Ramón Gener no es tan solo un escritor y conferencista genial, es también un músico de escuela, pianista clásico y barítono profesional. En el libro en el cual nos hemos en parte apoyado para recordar a Amelia, él habla en varias ocasiones del “Bolero” de Ravel. Nos explica la composición de la pieza. Dos temas que se repiten nueve veces y con su ingeniosa y dinámica prosa él nos dice también que “solo hay una cosa que cambia en el Bolero de Ravel: su intensidad. El inmenso y larguísimo crescendo que recorre toda la obra desde el pianíssimo inicial hasta el fortíssimo final”. Amelia (rebelde e indómita) era una aficionada del Jazz. Estoy seguro de que la versión del Bolero de Ravel de Jacques Loussier y su trio hubiera sido de gran placer para ella. El reconocido pianista francés respeta la composición clásica de la obra y juega él con el tempo pero siempre marcando el norte con el crescendo tan famoso de esta pieza. En el trecho final, realza Loussier el redoblante convirtiendo el bolero en una cuasi marcha militar en la que caminamos hacia un clímax después del cuál todo es nuevo y no existe el dolor. Y así cortó Átropos (la tercera de las Moiras) el hilo de Amelia por segunda vez.
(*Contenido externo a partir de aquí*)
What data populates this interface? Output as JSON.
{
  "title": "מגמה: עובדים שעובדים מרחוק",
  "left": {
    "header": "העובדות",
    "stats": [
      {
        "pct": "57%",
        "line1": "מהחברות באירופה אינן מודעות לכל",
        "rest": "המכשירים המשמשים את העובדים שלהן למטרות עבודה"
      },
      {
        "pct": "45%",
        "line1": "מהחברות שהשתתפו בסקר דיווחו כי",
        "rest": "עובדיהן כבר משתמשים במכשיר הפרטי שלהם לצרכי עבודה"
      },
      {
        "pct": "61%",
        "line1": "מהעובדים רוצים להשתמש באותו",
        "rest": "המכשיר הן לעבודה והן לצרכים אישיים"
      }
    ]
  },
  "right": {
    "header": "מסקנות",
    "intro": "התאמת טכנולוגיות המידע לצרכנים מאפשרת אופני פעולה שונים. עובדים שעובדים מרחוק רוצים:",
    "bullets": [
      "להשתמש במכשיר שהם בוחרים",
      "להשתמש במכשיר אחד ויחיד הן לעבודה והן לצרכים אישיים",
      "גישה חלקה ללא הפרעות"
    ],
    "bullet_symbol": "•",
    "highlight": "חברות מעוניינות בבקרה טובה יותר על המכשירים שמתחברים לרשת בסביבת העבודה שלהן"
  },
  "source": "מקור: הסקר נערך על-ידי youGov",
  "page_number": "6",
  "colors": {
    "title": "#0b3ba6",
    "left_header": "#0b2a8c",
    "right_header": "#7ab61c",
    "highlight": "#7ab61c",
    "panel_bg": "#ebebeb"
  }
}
Como toda estrella en el firmamento, Amelia siempre brilló y fue poseedora de una elegante hermosura. Nunca veremos a una estrella en el cielo, si su luz no está radiante y perfecta. Amelia no fue una estrella fugaz, su luz brillará por siempre iluminando a sus seres queridos que dejó detrás y a las tantas personas afortunadas que tuvimos la dicha de cruzar nuestros caminos con el de ella.